We at IWF have always refuted the idea, so beloved of radical feminists, that there is a huge, discrimination-driven wage gap between what women and men earn for similar jobs.

If you factor in women’s choices (to take years off to be at home with children, for example), you get a miniscule wage gap, and, in some instances, younger, college-educated women in urban centers, women out-earn men.

It was from this perspective of choices and the wage gap that I read a fascinating Reuters story on a choice that educated women are increasingly making. "Educated women quit work as husbands earn more,” the news service reports. The story relies on a study from the Federal Reserve that will be published soon:

It shows that between 1993 and 2006, there was a decline in the workforce of 0.1 percent a year on average in the number of college-educated women, with similarly educated spouses.
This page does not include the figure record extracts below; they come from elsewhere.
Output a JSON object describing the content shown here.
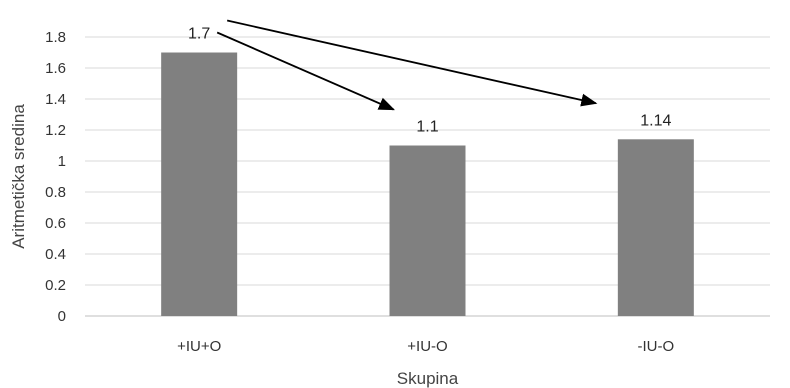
{
  "chart_data": {
    "type": "bar",
    "categories": [
      "+IU+O",
      "+IU-O",
      "-IU-O"
    ],
    "values": [
      1.7,
      1.1,
      1.14
    ],
    "data_labels": [
      "1.7",
      "1.1",
      "1.14"
    ],
    "title": "",
    "xlabel": "Skupina",
    "ylabel": "Aritmetička sredina",
    "ylim": [
      0,
      1.8
    ],
    "yticks": [
      0,
      0.2,
      0.4,
      0.6,
      0.8,
      1,
      1.2,
      1.4,
      1.6,
      1.8
    ],
    "ytick_labels": [
      "0",
      "0.2",
      "0.4",
      "0.6",
      "0.8",
      "1",
      "1.2",
      "1.4",
      "1.6",
      "1.8"
    ],
    "grid": true,
    "legend": "none",
    "bar_color": "#808080",
    "annotations": [
      {
        "type": "arrow",
        "from": "+IU+O",
        "to": "+IU-O"
      },
      {
        "type": "arrow",
        "from": "+IU+O",
        "to": "-IU-O"
      }
    ]
  }
}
That contrasts with growth of 2.4 percent a year between 1976 and 1992.

The result: the labor force in 2008 had 1.64 million fewer such women than if the growth rate had kept up its earlier trend, slightly more than 1 percent of the total workforce in that year.

Stefania Albanesi, a senior economist at the Federal Reserve Bank of New York and an author of the study, seems to me to be caught in the old, feminist mindset (I say this on the basis of a few quotes in one article, so I could well be reading too much into her remarks). She says that the salaries of top men have risen and that their salaries have “dwarfed” those of wives. But you don’t quit work because somebody else is earning more than you, although you might leave the workforce if the family no longer needs what you are earning. It’s a matter of—well—the choices women make.

We at IWF have always said, in response to the question of what role women should play, that women should do what they want to, whether it is work outside the household or stay home, depending on what her financial situation is. But it is becoming increasingly hard for women who aren't college-educated and affluent to make the choice to stay home.

The Wall Street Journal's James Taranto makes that point today in a commentary on the Reuters story:

For women with lower levels of education, the picture is markedly different, as Charles Murray shows in "Coming Apart: The State of White America, 1960-2010." One-income households have become common at the lower end of the socioeconomic spectrum as well–but because women are less likely to be married at all, while men are less likely to be in the labor force.

Marriage and male responsibility for families were once the norm at all levels of American society. Feminism was supposed to liberate women from dependency on men. Instead it has helped to create a two-tiered culture in which the norm is for women to be "chained to a desk," but those who hit the jackpot in the mating game can realistically aspire to escape that status. Nice going, ladies. Happy International Women's Day.

 As President Obama’s campaign is disgracefully promoting the idea that the Republicans are waging a “war on women,” I’d like to disagree. You know what the real war against women is? A lousy economy.